Unfortunately, those graphs aren’t very meaningful. Despite being labelled as seconds, again they are actually dimensionless (seconds per second). If your disks are doing 100 read operations per second, and each one takes 20ms, then the value displayed is “2 seconds”, but that just means an average of 2 reads are taking place concurrently.

What would be much more useful is to use the queries for r_await and w_await, which are:

rate(node_disk_read_time_seconds_total{...}[5m]) / rate(node_disk_reads_completed_total{...}[5m])rate(node_disk_write_time_seconds_total{...}[5m]) / rate(node_disk_writes_completed_total{...}[5m])

The dimension of these queries is “seconds”, and gives the average service time for read and write requests respectively —in this example the graph would show “20ms” — and that is much more interesting.

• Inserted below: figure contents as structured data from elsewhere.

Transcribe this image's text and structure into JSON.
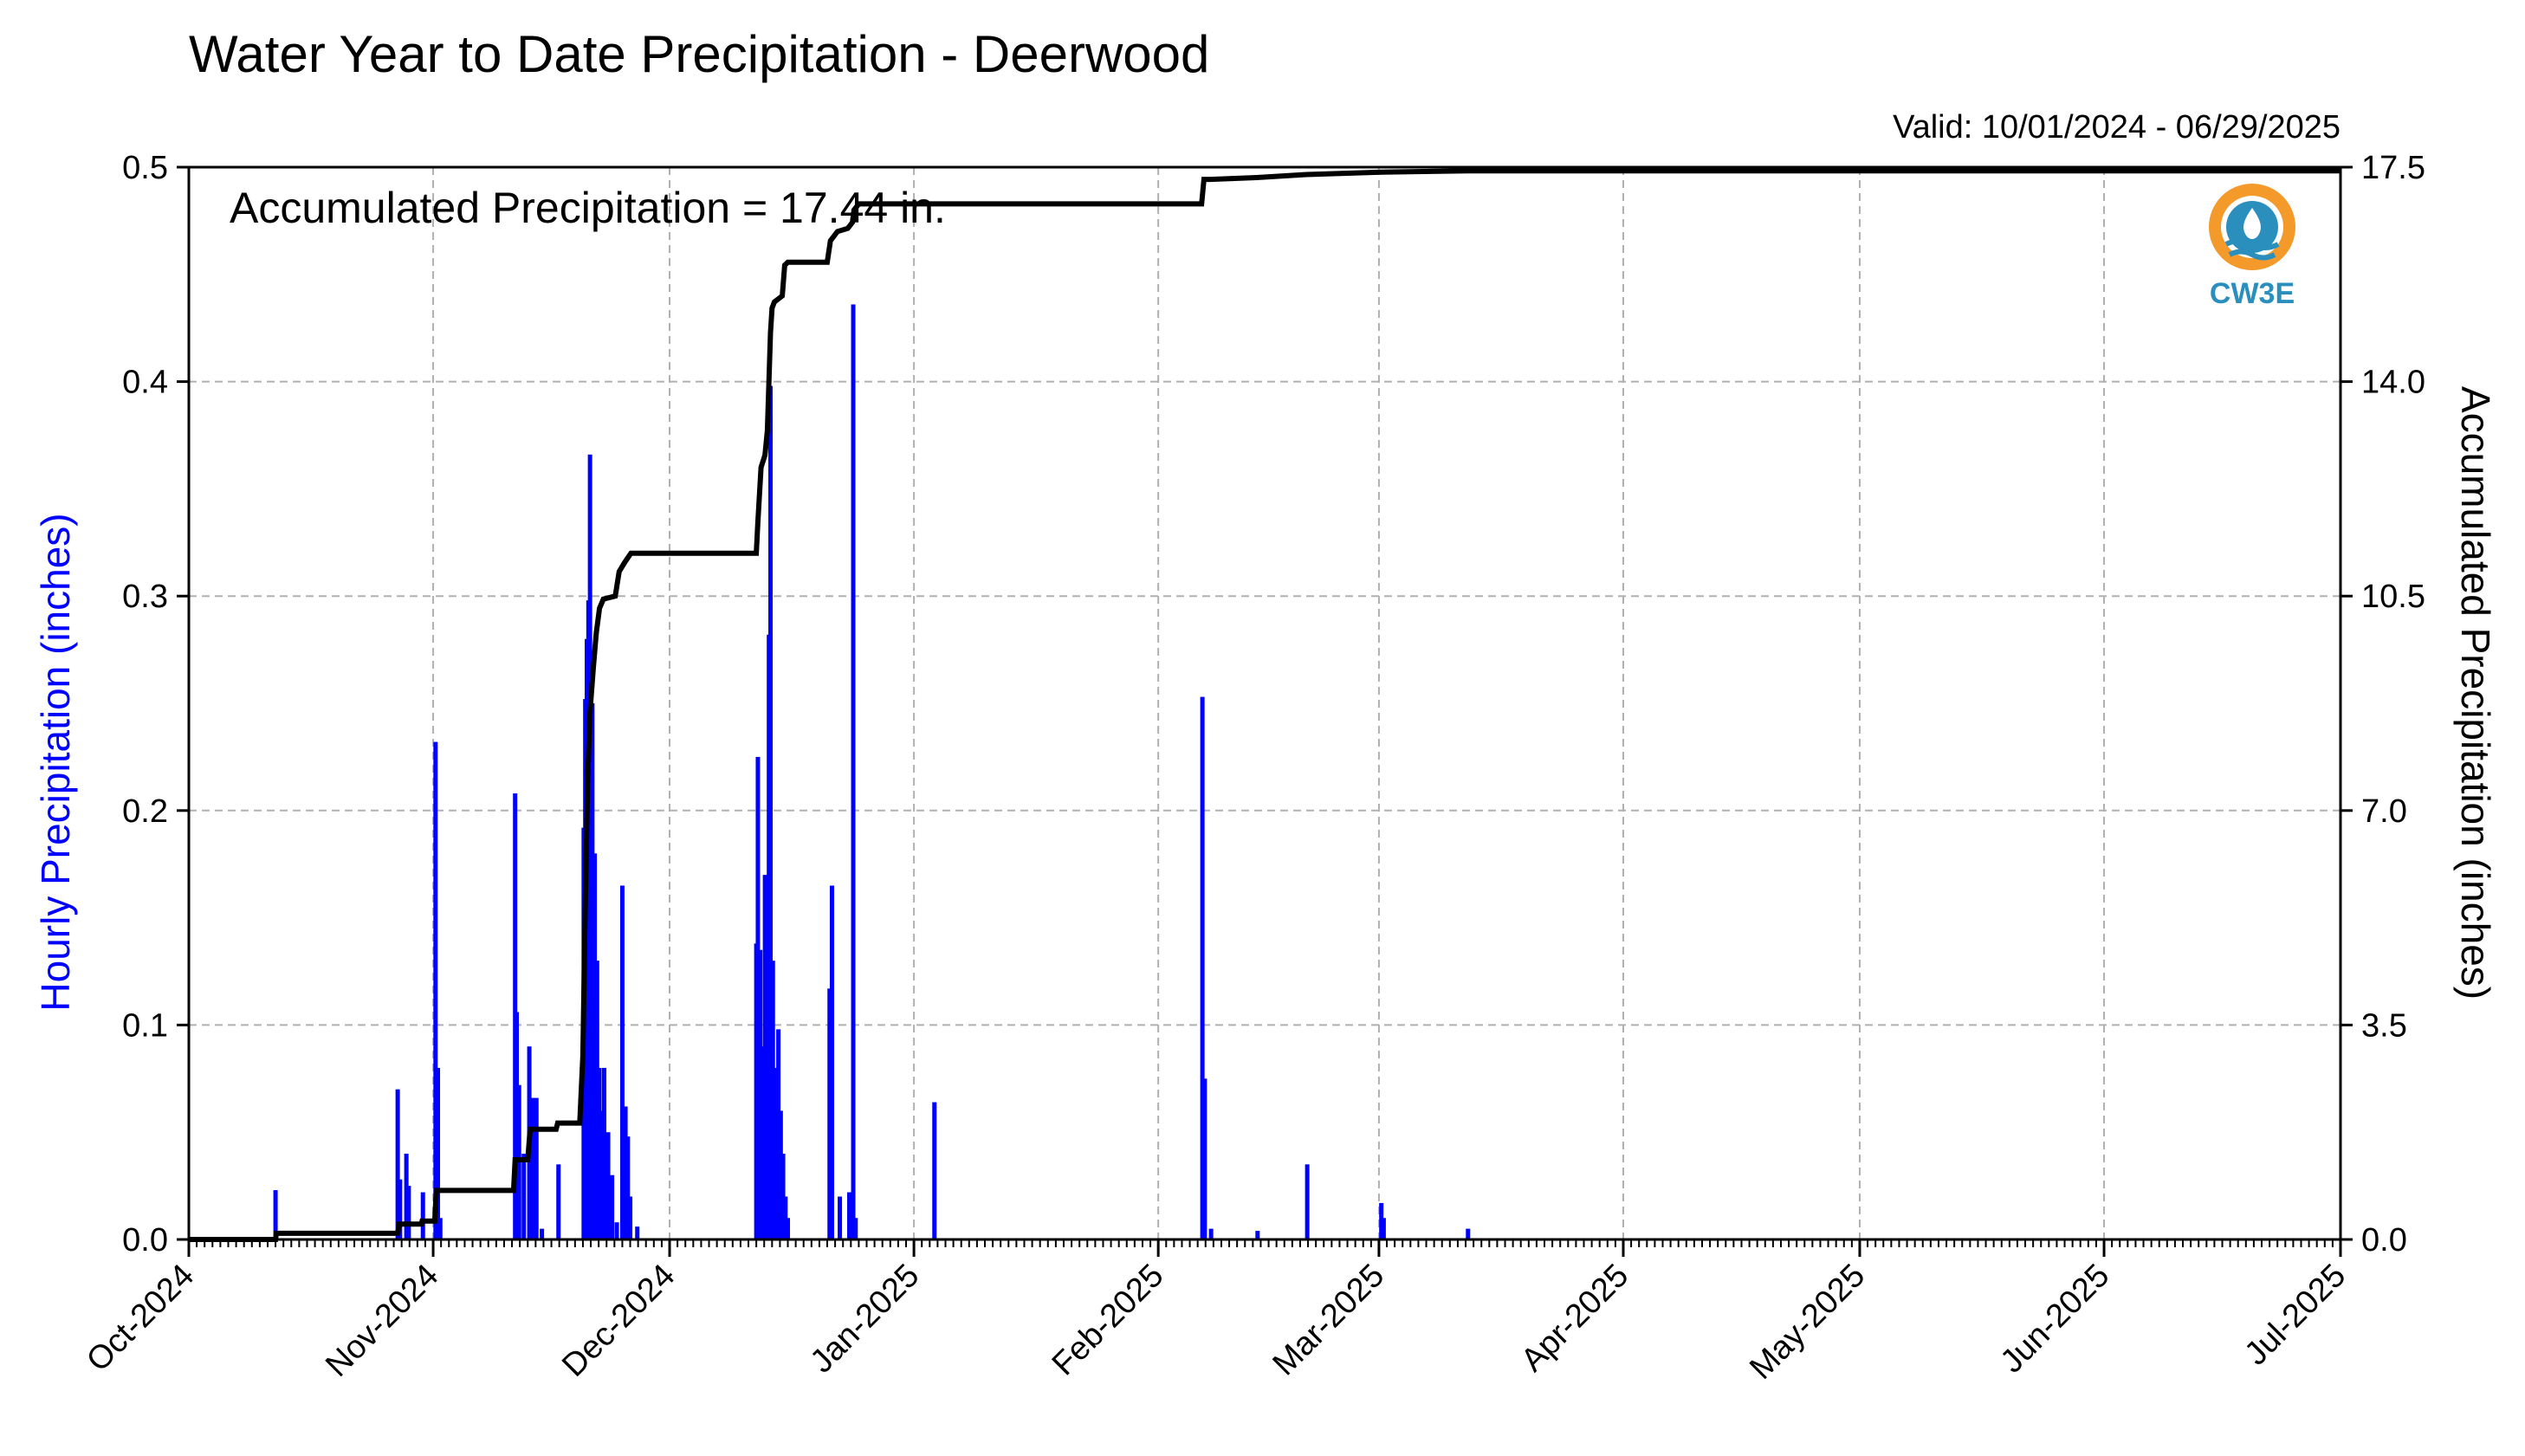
{
  "chart_data": {
    "type": "bar",
    "title": "Water Year to Date Precipitation - Deerwood",
    "subtitle": "Valid: 10/01/2024 - 06/29/2025",
    "annotation": "Accumulated Precipitation = 17.44 in.",
    "logo_text": "CW3E",
    "ylabel_left": "Hourly Precipitation (inches)",
    "ylabel_right": "Accumulated Precipitation (inches)",
    "x_ticks": [
      "Oct-2024",
      "Nov-2024",
      "Dec-2024",
      "Jan-2025",
      "Feb-2025",
      "Mar-2025",
      "Apr-2025",
      "May-2025",
      "Jun-2025",
      "Jul-2025"
    ],
    "x_tick_days": [
      0,
      31,
      61,
      92,
      123,
      151,
      182,
      212,
      243,
      273
    ],
    "x_range_days": [
      0,
      273
    ],
    "y_left_ticks": [
      "0.0",
      "0.1",
      "0.2",
      "0.3",
      "0.4",
      "0.5"
    ],
    "y_left_range": [
      0,
      0.5
    ],
    "y_right_ticks": [
      "0.0",
      "3.5",
      "7.0",
      "10.5",
      "14.0",
      "17.5"
    ],
    "y_right_range": [
      0,
      17.5
    ],
    "grid": true,
    "colors": {
      "hourly": "#0000ff",
      "accumulated": "#000000",
      "grid": "#b0b0b0",
      "logo_orange": "#f39a2b",
      "logo_blue": "#2a8fbd"
    },
    "series": [
      {
        "name": "Hourly Precipitation (inches)",
        "axis": "left",
        "type": "bar",
        "points": [
          [
            11.0,
            0.023
          ],
          [
            26.5,
            0.07
          ],
          [
            26.8,
            0.028
          ],
          [
            27.6,
            0.04
          ],
          [
            27.9,
            0.025
          ],
          [
            29.7,
            0.022
          ],
          [
            31.3,
            0.232
          ],
          [
            31.6,
            0.08
          ],
          [
            31.9,
            0.01
          ],
          [
            41.4,
            0.208
          ],
          [
            41.6,
            0.106
          ],
          [
            41.9,
            0.072
          ],
          [
            42.5,
            0.04
          ],
          [
            43.2,
            0.09
          ],
          [
            43.6,
            0.066
          ],
          [
            44.1,
            0.066
          ],
          [
            44.8,
            0.005
          ],
          [
            46.9,
            0.035
          ],
          [
            50.1,
            0.192
          ],
          [
            50.3,
            0.252
          ],
          [
            50.5,
            0.28
          ],
          [
            50.7,
            0.298
          ],
          [
            50.9,
            0.366
          ],
          [
            51.2,
            0.25
          ],
          [
            51.5,
            0.18
          ],
          [
            51.8,
            0.13
          ],
          [
            52.1,
            0.08
          ],
          [
            52.4,
            0.06
          ],
          [
            52.7,
            0.08
          ],
          [
            53.2,
            0.05
          ],
          [
            53.7,
            0.03
          ],
          [
            54.3,
            0.008
          ],
          [
            55.0,
            0.165
          ],
          [
            55.4,
            0.062
          ],
          [
            55.7,
            0.048
          ],
          [
            56.0,
            0.02
          ],
          [
            56.9,
            0.006
          ],
          [
            72.0,
            0.138
          ],
          [
            72.2,
            0.225
          ],
          [
            72.5,
            0.135
          ],
          [
            72.8,
            0.09
          ],
          [
            73.1,
            0.17
          ],
          [
            73.3,
            0.13
          ],
          [
            73.6,
            0.282
          ],
          [
            73.8,
            0.398
          ],
          [
            74.1,
            0.13
          ],
          [
            74.4,
            0.08
          ],
          [
            74.8,
            0.098
          ],
          [
            75.1,
            0.06
          ],
          [
            75.4,
            0.04
          ],
          [
            75.7,
            0.02
          ],
          [
            76.0,
            0.01
          ],
          [
            81.3,
            0.117
          ],
          [
            81.6,
            0.165
          ],
          [
            82.6,
            0.02
          ],
          [
            83.8,
            0.022
          ],
          [
            84.3,
            0.436
          ],
          [
            84.6,
            0.01
          ],
          [
            94.6,
            0.064
          ],
          [
            128.6,
            0.253
          ],
          [
            128.9,
            0.075
          ],
          [
            129.7,
            0.005
          ],
          [
            135.6,
            0.004
          ],
          [
            141.9,
            0.035
          ],
          [
            151.3,
            0.017
          ],
          [
            151.6,
            0.01
          ],
          [
            162.3,
            0.005
          ]
        ]
      },
      {
        "name": "Accumulated Precipitation (inches)",
        "axis": "right",
        "type": "step",
        "points": [
          [
            0,
            0.0
          ],
          [
            11.0,
            0.0
          ],
          [
            11.1,
            0.1
          ],
          [
            26.5,
            0.1
          ],
          [
            26.7,
            0.25
          ],
          [
            29.5,
            0.25
          ],
          [
            29.6,
            0.3
          ],
          [
            31.2,
            0.3
          ],
          [
            31.4,
            0.8
          ],
          [
            41.2,
            0.8
          ],
          [
            41.4,
            1.3
          ],
          [
            43.0,
            1.3
          ],
          [
            43.3,
            1.8
          ],
          [
            46.6,
            1.8
          ],
          [
            46.8,
            1.9
          ],
          [
            49.6,
            1.9
          ],
          [
            50.0,
            3.0
          ],
          [
            50.3,
            5.5
          ],
          [
            50.6,
            7.5
          ],
          [
            50.9,
            8.6
          ],
          [
            51.3,
            9.3
          ],
          [
            51.7,
            9.9
          ],
          [
            52.1,
            10.3
          ],
          [
            52.6,
            10.45
          ],
          [
            54.1,
            10.5
          ],
          [
            54.6,
            10.9
          ],
          [
            55.3,
            11.05
          ],
          [
            56.1,
            11.2
          ],
          [
            72.0,
            11.2
          ],
          [
            72.2,
            11.7
          ],
          [
            72.6,
            12.6
          ],
          [
            73.1,
            12.8
          ],
          [
            73.4,
            13.2
          ],
          [
            73.6,
            14.0
          ],
          [
            73.8,
            14.8
          ],
          [
            74.0,
            15.2
          ],
          [
            74.3,
            15.3
          ],
          [
            75.3,
            15.4
          ],
          [
            75.6,
            15.9
          ],
          [
            76.0,
            15.95
          ],
          [
            81.0,
            15.95
          ],
          [
            81.4,
            16.3
          ],
          [
            82.3,
            16.45
          ],
          [
            83.6,
            16.5
          ],
          [
            84.2,
            16.6
          ],
          [
            84.4,
            16.8
          ],
          [
            85.0,
            16.9
          ],
          [
            128.5,
            16.9
          ],
          [
            128.8,
            17.3
          ],
          [
            129.6,
            17.3
          ],
          [
            135.5,
            17.33
          ],
          [
            141.8,
            17.38
          ],
          [
            151.3,
            17.42
          ],
          [
            162.3,
            17.44
          ],
          [
            273,
            17.44
          ]
        ]
      }
    ]
  }
}
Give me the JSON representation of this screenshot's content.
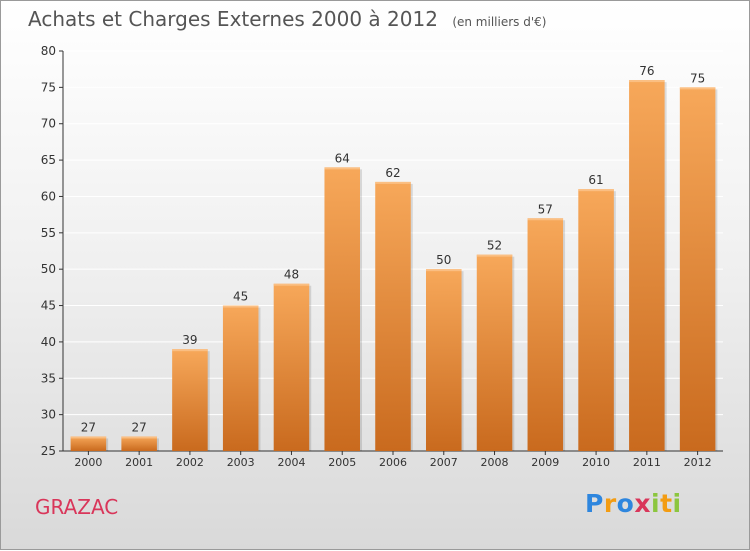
{
  "title": "Achats et Charges Externes 2000 à 2012",
  "subtitle": "(en milliers d'€)",
  "town": "GRAZAC",
  "logo": {
    "letters": [
      "P",
      "r",
      "o",
      "x",
      "i",
      "t",
      "i"
    ],
    "colors": [
      "#2e86de",
      "#f39c12",
      "#2e86de",
      "#d9365a",
      "#8cc63f",
      "#f39c12",
      "#8cc63f"
    ]
  },
  "colors": {
    "bar_top": "#f7a85a",
    "bar_bottom": "#c96a1e",
    "axis": "#333333",
    "grid": "#ffffff"
  },
  "chart_data": {
    "type": "bar",
    "categories": [
      "2000",
      "2001",
      "2002",
      "2003",
      "2004",
      "2005",
      "2006",
      "2007",
      "2008",
      "2009",
      "2010",
      "2011",
      "2012"
    ],
    "values": [
      27,
      27,
      39,
      45,
      48,
      64,
      62,
      50,
      52,
      57,
      61,
      76,
      75
    ],
    "ylim": [
      25,
      80
    ],
    "yticks": [
      25,
      30,
      35,
      40,
      45,
      50,
      55,
      60,
      65,
      70,
      75,
      80
    ],
    "grid": true,
    "data_labels": true
  }
}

UPDATE: the dashboard author has graciously taken these updates on board. Thank you Ricardo!

Conclusion

Hopefully this article has helped you understand node_exporter's disk metrics, how they relate to the raw kernel data from /proc/diskstats, how to build useful Prometheus queries with them, and how to interpret the results.

[1] To be strictly accurate, this is in kibibytes (1024 bytes). Disk transfers are in whole sectors, which are 512 bytes or 4096 bytes, so this is the conventional unit for disk transfer speeds. However to be awkward, disk storage capacities are generally in power-of-ten units (e.g. 1 megabyte = 1,000,000 bytes), as are network transfer speeds (e.g. 1 megabit per second = 1,000,000 bits per second).
Prometheus happily ducks this question by converting to bytes. How you scale your graphs is up to you; Grafana supports both options, calling them “SI” for powers of ten, and “IEC” for powers of two.

[2] In iostat there is logic to force the answer to zero when the denominator is zero, i.e. the device is idle. With the prometheus queries shown, you’ll end up with NaN or infinity.